Over here, the travel business accounts for $271 billion a year, according to travel industry research firm PhoCusWright, and only 7 percent of that ($18 billion) is spent on travel packages. Meanwhile, the UK has an $84 billion-a-year travel industry – not even a third of ours – and they spend $30 billion a year on packages (35 percent of the local market).
What’s the deal?
There are plenty of reasons bandied about. Europeans tend to take longer vacations, with 10 to 14 days not unusual (especially for the residents of northern European countries), and they tend to take more time off than the workaholics in the United States. They go more and longer, which translates to increased spending.
But, this doesn’t explain the affinity for packages. What makes Americans different?
Well, independence is a major factor. Americans usually prefer to set their own agendas, deciding what they want to see and do, taking on the task of research (and coming to places like Gadling – thanks, by the way, we all appreciate it) and putting together the pieces on their own.

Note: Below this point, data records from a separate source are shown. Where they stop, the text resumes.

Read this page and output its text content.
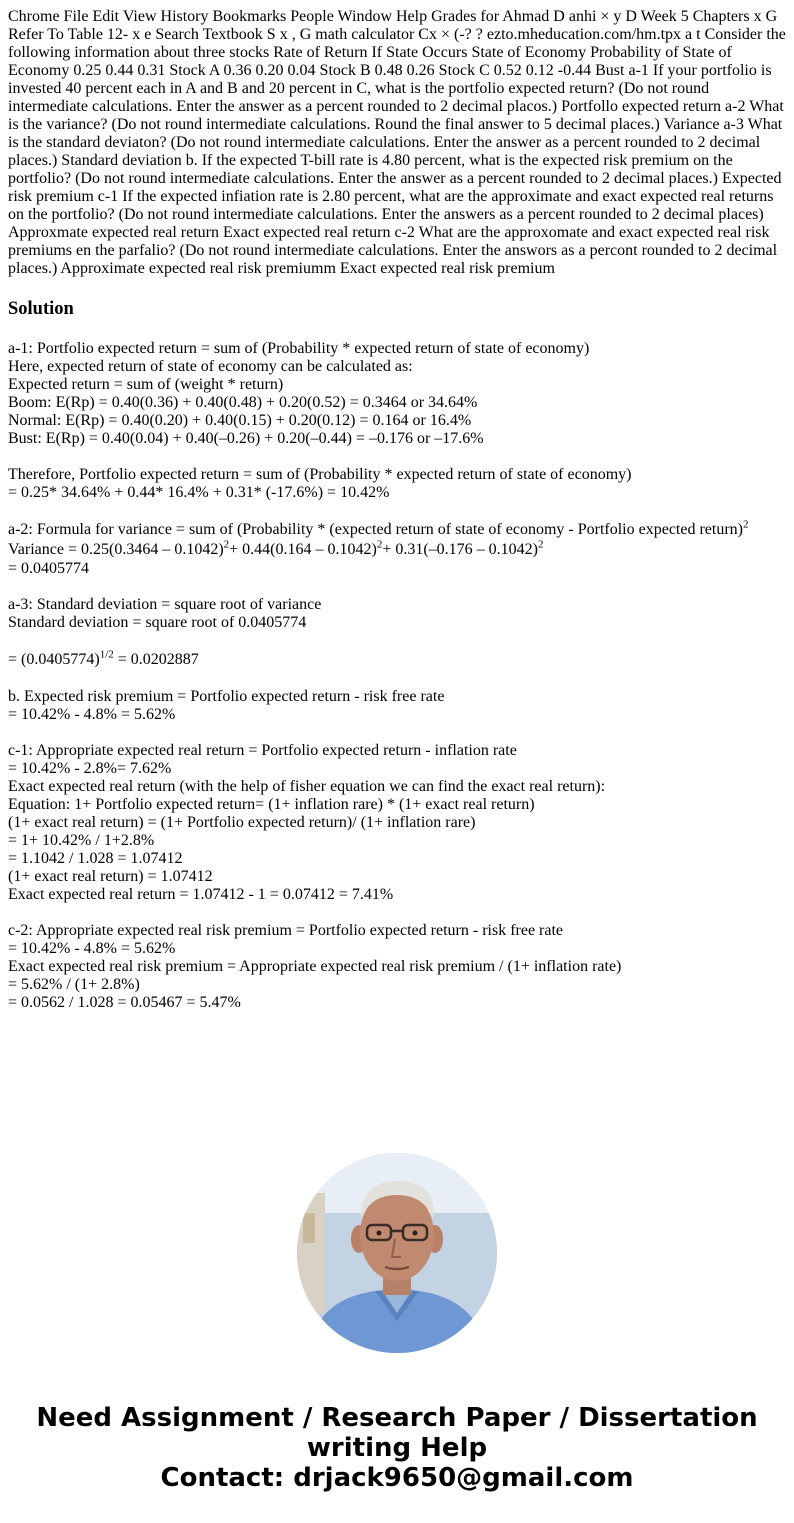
Chrome File Edit View History Bookmarks People Window Help Grades for Ahmad D anhi × y D Week 5 Chapters x G Refer To Table 12- x e Search Textbook S x , G math calculator Cx × (-? ? ezto.mheducation.com/hm.tpx a t Consider the following information about three stocks Rate of Return If State Occurs State of Economy Probability of State of Economy 0.25 0.44 0.31 Stock A 0.36 0.20 0.04 Stock B 0.48 0.26 Stock C 0.52 0.12 -0.44 Bust a-1 If your portfolio is invested 40 percent each in A and B and 20 percent in C, what is the portfolio expected return? (Do not round intermediate calculations. Enter the answer as a percent rounded to 2 decimal placos.) Portfollo expected return a-2 What is the variance? (Do not round intermediate calculations. Round the final answer to 5 decimal places.) Variance a-3 What is the standard deviaton? (Do not round intermediate calculations. Enter the answer as a percent rounded to 2 decimal places.) Standard deviation b. If the expected T-bill rate is 4.80 percent, what is the expected risk premium on the portfolio? (Do not round intermediate calculations. Enter the answer as a percent rounded to 2 decimal places.) Expected risk premium c-1 If the expected infiation rate is 2.80 percent, what are the approximate and exact expected real returns on the portfolio? (Do not round intermediate calculations. Enter the answers as a percent rounded to 2 decimal places) Approxmate expected real return Exact expected real return c-2 What are the approxomate and exact expected real risk premiums en the parfalio? (Do not round intermediate calculations. Enter the answors as a percont rounded to 2 decimal places.) Approximate expected real risk premiumm Exact expected real risk premium

Solution
a-1: Portfolio expected return = sum of (Probability * expected return of state of economy)
Here, expected return of state of economy can be calculated as:
Expected return = sum of (weight * return)
Boom: E(Rp) = 0.40(0.36) + 0.40(0.48) + 0.20(0.52) = 0.3464 or 34.64%
Normal: E(Rp) = 0.40(0.20) + 0.40(0.15) + 0.20(0.12) = 0.164 or 16.4%
Bust: E(Rp) = 0.40(0.04) + 0.40(–0.26) + 0.20(–0.44) = –0.176 or –17.6%
Therefore, Portfolio expected return = sum of (Probability * expected return of state of economy)
= 0.25* 34.64% + 0.44* 16.4% + 0.31* (-17.6%) = 10.42%
a-2: Formula for variance = sum of (Probability * (expected return of state of economy - Portfolio expected return)$^2$
Variance = 0.25(0.3464 – 0.1042)$^2$+ 0.44(0.164 – 0.1042)$^2$+ 0.31(–0.176 – 0.1042)$^2$
= 0.0405774
a-3: Standard deviation = square root of variance
Standard deviation = square root of 0.0405774
= $(0.0405774)^{1/2} = 0.0202887$
b. Expected risk premium = Portfolio expected return - risk free rate
= 10.42% - 4.8% = 5.62%
c-1: Appropriate expected real return = Portfolio expected return - inflation rate
= 10.42% - 2.8%= 7.62%
Exact expected real return (with the help of fisher equation we can find the exact real return):
Equation: 1+ Portfolio expected return= (1+ inflation rare) * (1+ exact real return)
(1+ exact real return) = (1+ Portfolio expected return)/ (1+ inflation rare)
= 1+ 10.42% / 1+2.8%
= 1.1042 / 1.028 = 1.07412
(1+ exact real return) = 1.07412
Exact expected real return = 1.07412 - 1 = 0.07412 = 7.41%
c-2: Appropriate expected real risk premium = Portfolio expected return - risk free rate
= 10.42% - 4.8% = 5.62%
Exact expected real risk premium = Appropriate expected real risk premium / (1+ inflation rate)
= 5.62% / (1+ 2.8%)
= 0.0562 / 1.028 = 0.05467 = 5.47%
Need Assignment / Research Paper / Dissertation
writing Help
Contact: drjack9650@gmail.com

Maybe we’re getting lazier or trying to seem like sophisticated Europeans, but the packaged travel market is growing on this side of the Atlantic, even rapidly. Of course, you need to compare it to starting point to understand how this can happen. In 1999, the packaged travel market was effectively nonexistent. Some large, enterprising online travel agencies, however, created a market from nothing, and turned it into an $8 billion space by the end of last year. This “new” offer has grown at a compound annual growth rate (CAGR) of 50 percent during this time, while tour operators have seen aggregate revenues decline at a compound annual rate of 5 percent.
So, we’re still not heavy package buyers in the United States, but taking the easy way out is becoming more and more attractive.